Case ID: f-appx_320/html/0764-01.html
Source: Caselaw Access Project
Author: {"author": "", "license": "Public Domain", "url": "https://static.case.law/"}
Date Created: 2024-08-24T03:29:51.129683

Jurgita VENSLOVAITE; Julius Ulianskas, Petitioners, v. Eric H. HOLDER, Jr., Attorney General, Respondent.
    No. 05-72024.
    United States Court of Appeals, Ninth Circuit.
    
      Submitted March 18, 2009.
    
    Filed March 31, 2009.
    Inna Lipkin, Esq., Law Offices of Inna Lipkin, Redwood City, CA, for Petitioners.
    Ronald E. Lefevre, Chief Counsel, Office of the District Counsel, Department of Homeland Security, San Francisco, CA, Margaret K. Taylor, Esq., Barry J. Petti-nato, Esq., DOJ-U.S. Department of Justice Civil Div./Office of Immigration Lit., Robert W. Wilder, Esq., U.S. Dept, of Justice Antitrust Division, Washington, DC, for Respondent.
    Before: LEAVY, HAWKINS, and TASHIMA, Circuit Judges.
    
      
       The panel unanimously finds this case suitable for decision without oral argument. See Fed. R.App. P. 34(a)(2).
    
   MEMORANDUM

Jurgita Venslovaite and her husband, natives and citizens of Lithuania, petition for review of the Board of Immigration Appeals’ order dismissing their appeal from an immigration judge’s (“13”) decision denying their application for asylum and withholding of removal. We have jurisdiction under 8 U.S.C. § 1252. We review for substantial evidence, Zehatye v. Gonzales, 453 F.3d 1182, 1184-85 (9th Cir.2006), and we deny the petition for review.

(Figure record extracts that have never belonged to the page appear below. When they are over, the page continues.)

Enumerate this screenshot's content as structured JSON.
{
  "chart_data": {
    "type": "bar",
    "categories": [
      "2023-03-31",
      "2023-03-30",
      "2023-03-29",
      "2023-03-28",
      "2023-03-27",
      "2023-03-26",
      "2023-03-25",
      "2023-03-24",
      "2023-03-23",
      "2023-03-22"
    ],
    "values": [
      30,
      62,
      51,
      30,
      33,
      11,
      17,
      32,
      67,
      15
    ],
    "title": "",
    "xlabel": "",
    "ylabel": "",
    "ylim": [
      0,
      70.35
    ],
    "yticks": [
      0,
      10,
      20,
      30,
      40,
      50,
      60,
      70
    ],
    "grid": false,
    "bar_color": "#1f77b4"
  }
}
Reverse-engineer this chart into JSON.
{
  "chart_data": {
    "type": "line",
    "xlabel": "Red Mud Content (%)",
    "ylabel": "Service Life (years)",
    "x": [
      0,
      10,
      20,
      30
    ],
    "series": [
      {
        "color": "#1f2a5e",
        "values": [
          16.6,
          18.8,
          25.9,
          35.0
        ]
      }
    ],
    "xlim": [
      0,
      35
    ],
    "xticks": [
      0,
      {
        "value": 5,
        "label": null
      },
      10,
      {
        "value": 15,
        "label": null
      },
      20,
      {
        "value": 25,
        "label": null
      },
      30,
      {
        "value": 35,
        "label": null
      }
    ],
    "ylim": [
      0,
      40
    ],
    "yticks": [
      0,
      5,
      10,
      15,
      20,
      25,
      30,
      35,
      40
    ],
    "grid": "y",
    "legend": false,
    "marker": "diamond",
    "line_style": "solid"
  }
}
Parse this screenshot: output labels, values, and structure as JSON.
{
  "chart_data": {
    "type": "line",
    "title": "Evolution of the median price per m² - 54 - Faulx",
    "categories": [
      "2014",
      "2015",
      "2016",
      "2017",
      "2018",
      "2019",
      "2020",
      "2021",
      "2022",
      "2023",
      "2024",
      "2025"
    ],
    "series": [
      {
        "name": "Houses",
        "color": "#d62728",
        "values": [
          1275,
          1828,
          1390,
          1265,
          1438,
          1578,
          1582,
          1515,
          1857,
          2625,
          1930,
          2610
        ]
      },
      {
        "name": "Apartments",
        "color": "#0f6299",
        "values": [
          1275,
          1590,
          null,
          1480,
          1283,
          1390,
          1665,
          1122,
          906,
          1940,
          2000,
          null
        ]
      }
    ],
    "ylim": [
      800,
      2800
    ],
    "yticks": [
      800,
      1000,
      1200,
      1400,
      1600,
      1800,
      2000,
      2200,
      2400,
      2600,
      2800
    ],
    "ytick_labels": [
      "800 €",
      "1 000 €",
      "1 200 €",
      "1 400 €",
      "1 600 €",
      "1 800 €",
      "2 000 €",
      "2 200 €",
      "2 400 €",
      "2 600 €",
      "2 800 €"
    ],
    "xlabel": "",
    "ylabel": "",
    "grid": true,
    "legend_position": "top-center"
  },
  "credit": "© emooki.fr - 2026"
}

Substantial evidence supports the agency’s denial of asylum because the two attacks on Venslovaite did not rise to the level of past persecution, see Hoxha v. Ashcroft, 319 F.3d 1179, 1182 (9th Cir.2003), and she failed to establish a well-founded fear of future persecution, see Nahrvani v. Gonzales, 399 F.3d 1148, 1154 (9th Cir.2005) (fear of future persecution too speculative where petitioner failed to substantiate claim that government unable or unwilling to control the people that harassed her).

Because Venslovaite failed to establish eligibility for asylum, she necessarily failed to meet the more stringent requirements for withholding of removal. See Zehatye, 453 F.3d at 1190.

We do not consider Venslovaite’s eligibility for relief under the Convention Against Torture (“CAT”), because the IJ never addressed CAT relief in his decision. See Navas v. INS, 217 F.3d 646, 658 n. 16 (9th Cir.2000) (“this court cannot affirm the [agency] on a ground upon which it did not rely.”) (citation omitted).

PETITION FOR REVIEW DENIED. 
      
       This disposition is not appropriate for publication and is not precedent except as provided by 9th Cir. R. 36-3.